One of the most sophisticated and forward-thinking songs from '5150,' 'Best of Both Worlds' not only met, but actually raised expectations as to what this new lineup could accomplish. Eddie alternates between over-driven and clean variations on the same musical theme, building tension as Sammy's lyrics make you believe this new group is truly aiming for higher ground together.
Eddie Van Halen's countrified guitar picking meets brother Alex Van Halen's best "Honky Tonk Woman" tribute in this lively, semi-acoustic number from '0U812.' Meanwhile, Sammy Hagar, taking a rare shot at playing rhythm guitar in the band, implores his woman to allow him to finish something ( he never does say what) that the two of them started together.
Many wondered if songs from "Van Hagar," as fans dubbed the Sammy Hagar-led version of Van Halen, would be concerned with living up to the hard-rock sound featured so prominently on previous albums from their past careers.
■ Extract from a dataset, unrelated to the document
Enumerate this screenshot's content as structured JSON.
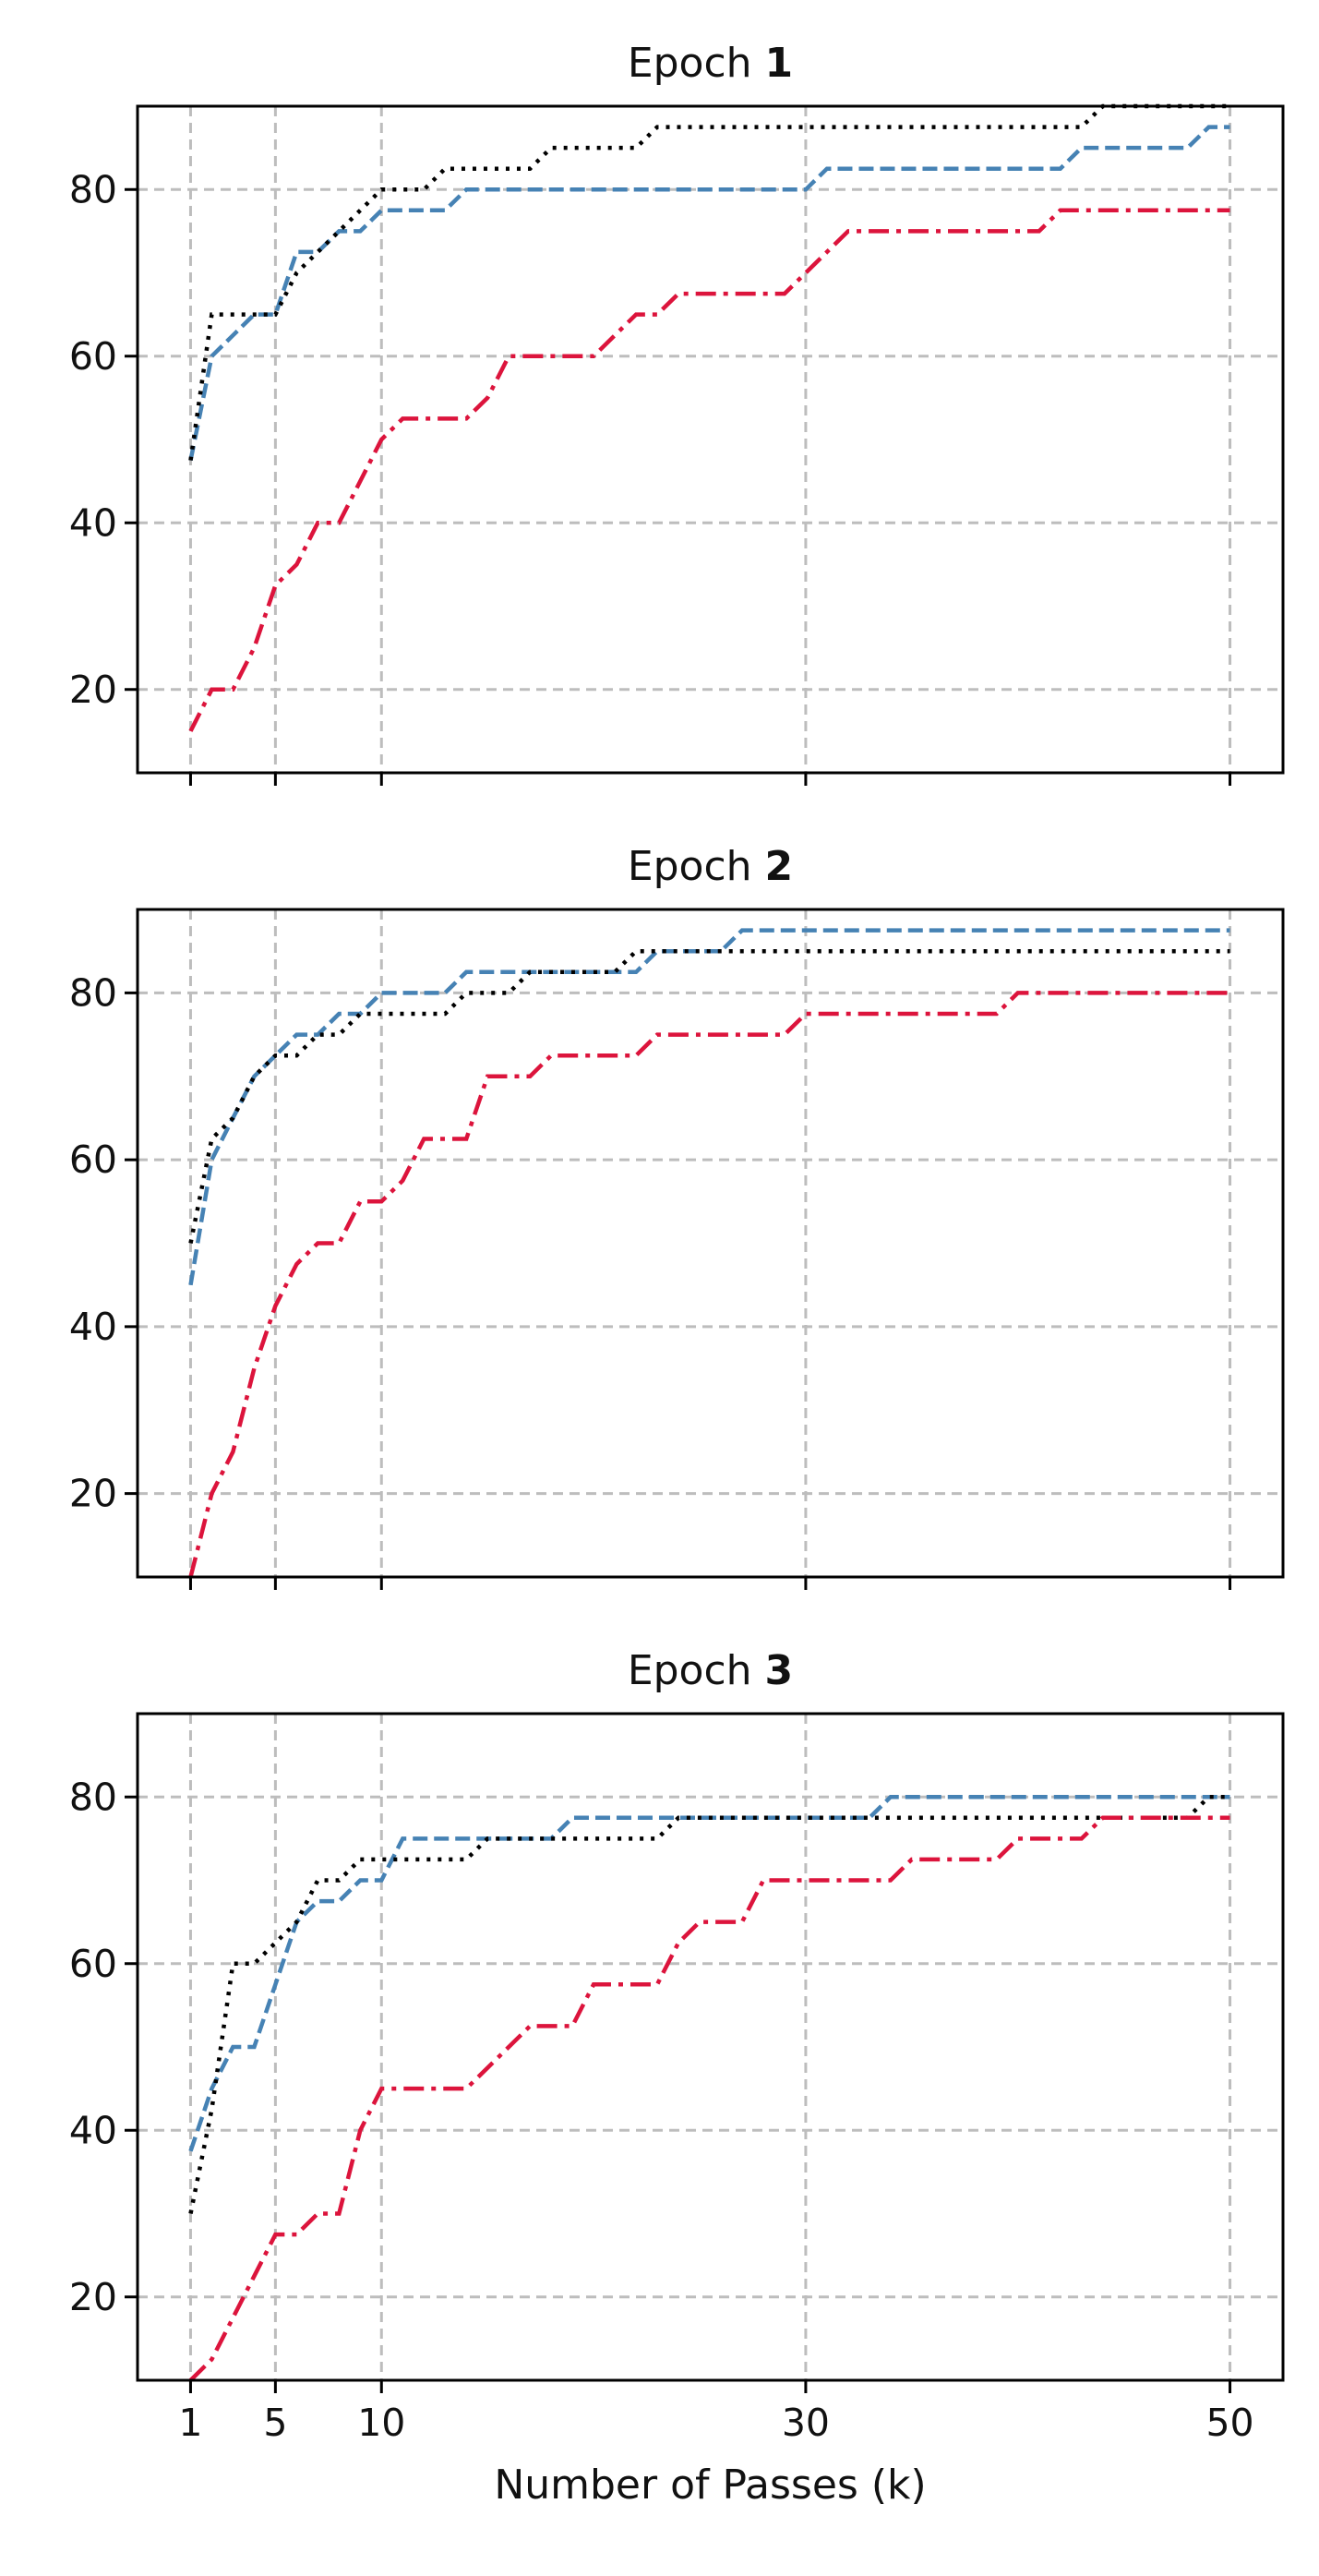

Well, if so, they sure hid it well on their first single together, which featured gurgling keyboards, sunny pop harmonies and - gasp! - hardly any guitar soloing.
1991's 'For Unlawful Carnal Knowledge' doesn't feature any pop songs or keyboards, but amidst an album full of distorted guitar, 'Right Now' stands out as the band's first rock song composed around an actual, old-school piano. Hagar's inspirational "there's no tomorrow" lyrics and an innovative, text-heavy video helped make this one of Van Halen's most enduring songs.
Throughout the "Van Hagar" era, it became increasingly clear that Eddie Van Halen's true, or perhaps new, love was music, not rock and roll. This understandably threw some fans of the Roth era for a loop, but if you can accept that Sammy Hagar's powerful voice and diverse (if conventional) songwriting skills helped your hero get where he wanted to go, how can you deny a soaring piece of pop magic like this?